NEW YORK, December 31, 2025, 10:30 ET — Regular session
- Molina Healthcare shares rose about 2% in morning trading, outpacing a softer healthcare sector.
- Buying followed fresh attention from investor Michael Burry, who compared Molina to Berkshire Hathaway’s Geico.
- Molina set its fourth-quarter and full-year earnings release for Feb. 5 after the market close.
Molina Healthcare Inc shares were up 2.1% at $174.33 by 10:30 a.m. ET on Wednesday, after trading between $170.03 and $176.33 earlier in the session.
The move matters because Molina has been highly sensitive to shifts in sentiment after cutting its 2025 profit outlook in October on higher medical costs, particularly in its Affordable Care Act marketplace business. “Approximately half of our underperformance is driven by the Marketplace business,” CEO Joseph Zubretsky said at the time. Reuters
Investors are now looking to the company’s next update for signs that medical-cost trends are stabilizing and that pricing is catching up with claims. Molina said it will publish fourth-quarter and full-year 2025 results after the market closes on Feb. 5, 2026, and hold a conference call and webcast on Feb. 6. Business Wire
Buying also followed fresh attention from Michael Burry, the investor portrayed in “The Big Short,” who compared Molina to Berkshire Hathaway’s Geico and floated the idea of acquiring the insurer if he had the capital, Business Insider reported. Business Insider
The renewed focus comes as managed-care investors stay fixated on profitability drivers that can swing quickly, including the medical loss ratio — the share of premium revenue paid out in medical claims.

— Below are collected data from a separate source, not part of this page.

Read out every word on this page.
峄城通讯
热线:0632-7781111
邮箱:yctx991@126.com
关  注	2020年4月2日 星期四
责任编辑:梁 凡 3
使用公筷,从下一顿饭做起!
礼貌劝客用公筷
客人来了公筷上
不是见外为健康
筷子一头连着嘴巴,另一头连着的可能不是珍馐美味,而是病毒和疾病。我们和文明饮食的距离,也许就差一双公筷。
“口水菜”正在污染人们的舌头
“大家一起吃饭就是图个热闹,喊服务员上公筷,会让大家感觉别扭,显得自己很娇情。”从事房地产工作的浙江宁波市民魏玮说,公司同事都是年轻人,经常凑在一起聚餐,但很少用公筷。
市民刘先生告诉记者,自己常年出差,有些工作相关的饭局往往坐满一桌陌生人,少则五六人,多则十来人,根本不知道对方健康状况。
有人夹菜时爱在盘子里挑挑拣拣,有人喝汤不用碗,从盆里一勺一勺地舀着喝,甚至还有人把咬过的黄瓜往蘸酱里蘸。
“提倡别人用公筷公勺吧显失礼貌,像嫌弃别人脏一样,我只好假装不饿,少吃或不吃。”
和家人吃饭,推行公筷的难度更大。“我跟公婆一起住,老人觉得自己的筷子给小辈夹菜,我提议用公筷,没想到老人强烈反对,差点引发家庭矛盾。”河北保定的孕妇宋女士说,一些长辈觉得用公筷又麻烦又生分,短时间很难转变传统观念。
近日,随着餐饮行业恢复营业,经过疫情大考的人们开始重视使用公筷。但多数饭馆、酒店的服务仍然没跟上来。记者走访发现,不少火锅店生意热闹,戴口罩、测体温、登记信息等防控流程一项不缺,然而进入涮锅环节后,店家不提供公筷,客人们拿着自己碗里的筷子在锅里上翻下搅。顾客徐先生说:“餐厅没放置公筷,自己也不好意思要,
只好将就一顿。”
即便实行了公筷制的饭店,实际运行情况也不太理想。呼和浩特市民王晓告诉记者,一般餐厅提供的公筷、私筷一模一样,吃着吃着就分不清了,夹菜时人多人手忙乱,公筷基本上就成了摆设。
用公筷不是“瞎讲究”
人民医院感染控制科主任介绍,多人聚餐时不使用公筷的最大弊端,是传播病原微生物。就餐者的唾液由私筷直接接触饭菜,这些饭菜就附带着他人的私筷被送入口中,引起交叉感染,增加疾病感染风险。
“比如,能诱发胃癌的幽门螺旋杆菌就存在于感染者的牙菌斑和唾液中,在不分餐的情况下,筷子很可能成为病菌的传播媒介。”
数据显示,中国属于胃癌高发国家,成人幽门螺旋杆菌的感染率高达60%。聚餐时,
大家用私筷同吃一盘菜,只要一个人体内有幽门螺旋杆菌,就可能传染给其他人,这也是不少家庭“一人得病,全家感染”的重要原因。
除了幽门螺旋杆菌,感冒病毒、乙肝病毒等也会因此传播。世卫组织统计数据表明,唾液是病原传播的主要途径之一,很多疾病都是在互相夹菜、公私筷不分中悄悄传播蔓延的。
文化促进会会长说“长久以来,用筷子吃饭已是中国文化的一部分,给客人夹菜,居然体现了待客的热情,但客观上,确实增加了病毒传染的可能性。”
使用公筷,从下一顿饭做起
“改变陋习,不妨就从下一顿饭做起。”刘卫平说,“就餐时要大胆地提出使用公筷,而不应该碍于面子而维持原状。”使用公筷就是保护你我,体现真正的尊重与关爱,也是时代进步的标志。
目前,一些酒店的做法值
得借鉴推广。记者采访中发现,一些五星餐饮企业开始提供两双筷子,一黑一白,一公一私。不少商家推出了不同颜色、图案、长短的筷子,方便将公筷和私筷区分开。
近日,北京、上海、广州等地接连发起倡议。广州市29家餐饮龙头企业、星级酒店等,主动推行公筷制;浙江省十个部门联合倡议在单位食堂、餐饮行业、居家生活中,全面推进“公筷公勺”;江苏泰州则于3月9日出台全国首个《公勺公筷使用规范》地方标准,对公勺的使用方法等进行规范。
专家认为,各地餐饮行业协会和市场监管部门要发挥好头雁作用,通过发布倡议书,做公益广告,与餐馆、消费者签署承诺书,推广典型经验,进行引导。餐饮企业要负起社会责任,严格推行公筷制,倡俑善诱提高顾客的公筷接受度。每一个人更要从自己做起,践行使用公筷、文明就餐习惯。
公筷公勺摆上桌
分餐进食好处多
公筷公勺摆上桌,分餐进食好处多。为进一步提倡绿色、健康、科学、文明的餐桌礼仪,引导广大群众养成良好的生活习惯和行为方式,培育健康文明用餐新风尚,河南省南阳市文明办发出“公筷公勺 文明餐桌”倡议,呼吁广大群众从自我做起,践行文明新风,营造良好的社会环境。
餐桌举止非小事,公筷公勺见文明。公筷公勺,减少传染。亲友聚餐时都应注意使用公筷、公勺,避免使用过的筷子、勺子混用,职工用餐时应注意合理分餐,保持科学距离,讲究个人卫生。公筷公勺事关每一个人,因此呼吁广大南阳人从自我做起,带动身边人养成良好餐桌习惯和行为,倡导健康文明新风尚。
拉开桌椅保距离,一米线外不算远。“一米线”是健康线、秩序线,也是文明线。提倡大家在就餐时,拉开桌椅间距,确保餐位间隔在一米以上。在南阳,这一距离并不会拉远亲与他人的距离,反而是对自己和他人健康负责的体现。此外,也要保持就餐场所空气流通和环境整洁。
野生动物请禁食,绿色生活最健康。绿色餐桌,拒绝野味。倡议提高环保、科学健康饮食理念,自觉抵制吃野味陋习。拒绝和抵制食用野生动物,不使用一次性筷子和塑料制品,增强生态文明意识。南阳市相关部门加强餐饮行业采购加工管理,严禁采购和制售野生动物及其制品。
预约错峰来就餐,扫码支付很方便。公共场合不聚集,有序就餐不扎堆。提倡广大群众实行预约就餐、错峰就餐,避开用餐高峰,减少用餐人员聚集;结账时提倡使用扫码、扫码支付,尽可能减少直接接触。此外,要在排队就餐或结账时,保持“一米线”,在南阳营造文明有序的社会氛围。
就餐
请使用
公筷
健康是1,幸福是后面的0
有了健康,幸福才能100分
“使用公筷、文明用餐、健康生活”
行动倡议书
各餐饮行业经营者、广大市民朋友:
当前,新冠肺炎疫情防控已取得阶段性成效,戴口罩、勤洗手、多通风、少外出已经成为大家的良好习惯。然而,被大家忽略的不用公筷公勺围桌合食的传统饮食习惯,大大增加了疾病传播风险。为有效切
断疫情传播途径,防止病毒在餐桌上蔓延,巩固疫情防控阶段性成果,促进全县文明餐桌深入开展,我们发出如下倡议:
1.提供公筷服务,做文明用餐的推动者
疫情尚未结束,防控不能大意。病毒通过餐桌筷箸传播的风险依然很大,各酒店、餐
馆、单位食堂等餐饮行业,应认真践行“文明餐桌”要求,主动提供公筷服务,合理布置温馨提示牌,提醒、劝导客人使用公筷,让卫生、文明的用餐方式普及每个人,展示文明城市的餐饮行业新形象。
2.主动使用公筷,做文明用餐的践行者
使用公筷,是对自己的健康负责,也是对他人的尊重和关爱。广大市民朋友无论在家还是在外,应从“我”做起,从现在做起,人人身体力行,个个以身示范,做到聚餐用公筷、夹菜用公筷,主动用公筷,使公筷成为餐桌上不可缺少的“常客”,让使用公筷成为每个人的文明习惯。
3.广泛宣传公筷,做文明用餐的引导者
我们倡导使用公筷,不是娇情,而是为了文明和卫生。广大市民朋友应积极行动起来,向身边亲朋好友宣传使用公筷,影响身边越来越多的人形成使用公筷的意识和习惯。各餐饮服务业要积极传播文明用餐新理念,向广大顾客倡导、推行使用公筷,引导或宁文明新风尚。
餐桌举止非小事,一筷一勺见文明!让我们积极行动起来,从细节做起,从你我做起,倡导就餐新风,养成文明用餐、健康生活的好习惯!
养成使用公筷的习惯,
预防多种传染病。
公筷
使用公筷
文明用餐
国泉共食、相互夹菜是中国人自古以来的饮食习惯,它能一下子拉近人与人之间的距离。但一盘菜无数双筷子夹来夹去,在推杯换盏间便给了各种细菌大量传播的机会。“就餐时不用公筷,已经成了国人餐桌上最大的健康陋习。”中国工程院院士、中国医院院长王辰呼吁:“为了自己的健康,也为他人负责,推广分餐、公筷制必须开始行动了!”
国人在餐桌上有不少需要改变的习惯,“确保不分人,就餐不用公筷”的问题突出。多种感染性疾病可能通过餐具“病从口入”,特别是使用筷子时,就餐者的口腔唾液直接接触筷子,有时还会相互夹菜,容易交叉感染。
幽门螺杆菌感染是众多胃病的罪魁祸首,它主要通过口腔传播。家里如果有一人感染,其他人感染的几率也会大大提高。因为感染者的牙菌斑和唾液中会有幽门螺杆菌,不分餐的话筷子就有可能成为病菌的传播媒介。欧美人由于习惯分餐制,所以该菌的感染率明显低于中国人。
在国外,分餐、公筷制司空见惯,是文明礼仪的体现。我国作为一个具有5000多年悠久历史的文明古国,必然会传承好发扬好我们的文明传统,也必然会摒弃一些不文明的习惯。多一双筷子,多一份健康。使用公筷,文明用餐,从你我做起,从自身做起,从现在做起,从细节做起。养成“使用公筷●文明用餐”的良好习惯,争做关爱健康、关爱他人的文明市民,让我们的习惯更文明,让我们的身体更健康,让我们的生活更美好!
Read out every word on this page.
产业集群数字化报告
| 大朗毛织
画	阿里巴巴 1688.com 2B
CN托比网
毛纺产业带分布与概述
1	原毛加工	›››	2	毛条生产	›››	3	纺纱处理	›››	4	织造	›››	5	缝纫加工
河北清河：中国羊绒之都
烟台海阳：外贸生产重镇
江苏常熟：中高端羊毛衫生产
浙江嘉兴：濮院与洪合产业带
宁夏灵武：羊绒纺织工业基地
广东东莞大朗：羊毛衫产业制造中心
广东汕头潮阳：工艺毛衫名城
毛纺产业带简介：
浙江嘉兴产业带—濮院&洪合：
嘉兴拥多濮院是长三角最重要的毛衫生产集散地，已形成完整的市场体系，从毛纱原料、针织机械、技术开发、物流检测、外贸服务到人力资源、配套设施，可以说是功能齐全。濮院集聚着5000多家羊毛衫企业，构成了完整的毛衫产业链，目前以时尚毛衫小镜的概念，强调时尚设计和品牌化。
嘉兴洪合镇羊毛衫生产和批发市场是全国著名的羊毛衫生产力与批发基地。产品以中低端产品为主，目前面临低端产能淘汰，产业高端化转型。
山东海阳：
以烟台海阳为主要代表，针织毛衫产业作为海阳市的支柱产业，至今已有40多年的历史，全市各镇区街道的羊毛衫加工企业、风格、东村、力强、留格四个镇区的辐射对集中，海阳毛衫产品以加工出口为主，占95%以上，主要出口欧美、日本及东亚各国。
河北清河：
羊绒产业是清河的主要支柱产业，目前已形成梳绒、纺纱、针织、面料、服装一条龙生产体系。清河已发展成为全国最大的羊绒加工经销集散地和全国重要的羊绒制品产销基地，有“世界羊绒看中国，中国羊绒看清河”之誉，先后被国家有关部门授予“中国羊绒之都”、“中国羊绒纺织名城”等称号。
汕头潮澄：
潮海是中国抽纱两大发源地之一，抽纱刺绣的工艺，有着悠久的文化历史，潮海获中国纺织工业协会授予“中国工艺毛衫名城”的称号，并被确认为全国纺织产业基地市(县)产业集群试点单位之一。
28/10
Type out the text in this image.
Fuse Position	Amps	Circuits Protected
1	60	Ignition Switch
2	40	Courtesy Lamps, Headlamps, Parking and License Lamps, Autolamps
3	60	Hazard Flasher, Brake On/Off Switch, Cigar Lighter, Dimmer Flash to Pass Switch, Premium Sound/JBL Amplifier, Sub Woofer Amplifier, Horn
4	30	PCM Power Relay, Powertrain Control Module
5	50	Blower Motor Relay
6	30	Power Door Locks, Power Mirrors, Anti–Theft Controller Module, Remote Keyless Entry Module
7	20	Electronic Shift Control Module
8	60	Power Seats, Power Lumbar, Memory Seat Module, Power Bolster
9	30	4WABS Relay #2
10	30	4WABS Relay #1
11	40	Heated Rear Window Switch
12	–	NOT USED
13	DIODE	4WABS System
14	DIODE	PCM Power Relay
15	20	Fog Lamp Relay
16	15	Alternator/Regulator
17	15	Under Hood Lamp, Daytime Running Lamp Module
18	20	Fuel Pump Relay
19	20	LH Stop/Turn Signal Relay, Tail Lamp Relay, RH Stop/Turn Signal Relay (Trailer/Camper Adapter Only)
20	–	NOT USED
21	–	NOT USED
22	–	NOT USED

Molina’s mix spans Medicaid, Medicare and state marketplace plans, leaving results exposed to utilization trends and the pace at which state and federal reimbursement updates filter through.
The stock’s rise also stood out against broader weakness. The Health Care Select Sector SPDR Fund was down 0.2%, while the SPDR S&P 500 ETF Trust slipped 0.3%.
Managed-care peers were mixed. Centene was up about 0.4%, while UnitedHealth was down about 0.4%; Elevance and Humana were marginally higher.
Analysts remain cautious overall. Data compiled by MarketWatch show an average recommendation of “Hold” and an average target price of about $173 for Molina. MarketWatch
For traders, the near-term focus is whether the stock can hold above Tuesday’s close of $170.66 and stay near the top of Wednesday’s intraday range, rather than slipping back toward the day’s low.